Assessment of Radiation Trapping in Inertial Confinement Fusion Implosion Experiments Based on Characteristic Quantities of Simple Models

The “volume-burn” approach to inertial confinement fusion utilizes a “pushered” shell to minimize the escape of thermal energy from the hot spot prior to ignition. Single-shell pushered implosions utilize an opaque high-Z inner shell lining to “trap” the radiation that would otherwise escape the core, cooling the fuel below the temperature required for ignition. We explore the physics of radiation trapping by means of existing analytic physical models and numerical radiation-hydrodynamic simulations, presenting simple metrics for the effectiveness of radiation trapping, not only in igniting implosions, but also in near-term experiments intended to demonstrate radiation-trapping effects.

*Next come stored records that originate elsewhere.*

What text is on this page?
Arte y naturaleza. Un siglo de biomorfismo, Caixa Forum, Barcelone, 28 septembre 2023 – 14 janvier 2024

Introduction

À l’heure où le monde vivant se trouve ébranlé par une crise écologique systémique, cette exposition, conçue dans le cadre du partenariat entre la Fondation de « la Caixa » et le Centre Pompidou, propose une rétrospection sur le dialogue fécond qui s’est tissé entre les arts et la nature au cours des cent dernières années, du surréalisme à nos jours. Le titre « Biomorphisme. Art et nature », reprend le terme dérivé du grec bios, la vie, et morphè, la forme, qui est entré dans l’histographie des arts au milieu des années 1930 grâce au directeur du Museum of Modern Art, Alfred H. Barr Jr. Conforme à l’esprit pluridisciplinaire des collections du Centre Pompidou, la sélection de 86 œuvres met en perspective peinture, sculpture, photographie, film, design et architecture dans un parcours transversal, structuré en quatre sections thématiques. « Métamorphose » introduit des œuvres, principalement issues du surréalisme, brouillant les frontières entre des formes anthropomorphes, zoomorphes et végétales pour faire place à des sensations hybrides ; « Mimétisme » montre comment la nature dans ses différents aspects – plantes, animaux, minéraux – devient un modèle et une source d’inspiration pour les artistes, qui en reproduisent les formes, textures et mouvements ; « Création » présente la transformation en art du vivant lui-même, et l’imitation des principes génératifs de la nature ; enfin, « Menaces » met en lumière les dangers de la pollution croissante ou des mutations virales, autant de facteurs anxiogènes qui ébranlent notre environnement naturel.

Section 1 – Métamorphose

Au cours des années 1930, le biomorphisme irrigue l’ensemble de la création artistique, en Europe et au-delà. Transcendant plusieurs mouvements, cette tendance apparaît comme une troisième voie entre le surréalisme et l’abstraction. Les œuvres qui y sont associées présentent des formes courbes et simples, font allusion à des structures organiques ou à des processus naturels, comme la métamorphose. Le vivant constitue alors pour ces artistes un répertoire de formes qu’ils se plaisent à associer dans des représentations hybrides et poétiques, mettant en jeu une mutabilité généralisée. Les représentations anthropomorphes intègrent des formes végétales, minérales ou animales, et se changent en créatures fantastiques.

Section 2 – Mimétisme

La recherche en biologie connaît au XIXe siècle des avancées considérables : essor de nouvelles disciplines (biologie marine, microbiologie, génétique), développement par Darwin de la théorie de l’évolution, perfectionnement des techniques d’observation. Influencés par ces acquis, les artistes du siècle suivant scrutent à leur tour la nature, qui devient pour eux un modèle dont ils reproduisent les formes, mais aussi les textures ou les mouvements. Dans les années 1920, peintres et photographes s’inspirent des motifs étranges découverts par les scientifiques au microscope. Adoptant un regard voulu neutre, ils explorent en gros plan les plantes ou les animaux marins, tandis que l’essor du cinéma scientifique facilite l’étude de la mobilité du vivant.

The Marshak wave model is extended to allow for converging geometry and simple hydrodynamic motion of the stagnating shell and is used to demonstrate relationships among the thermal energy of the fuel, the reduction of radiative flux escaping the fuel, and properties of the opaque shell surrounding the fuel that determine its effectiveness as a radiation trap. Implications of this model for future directions will also be presented. This material is based upon work supported by the Department of Energy National Nuclear Security Administration under Award Number DE-NA0003856.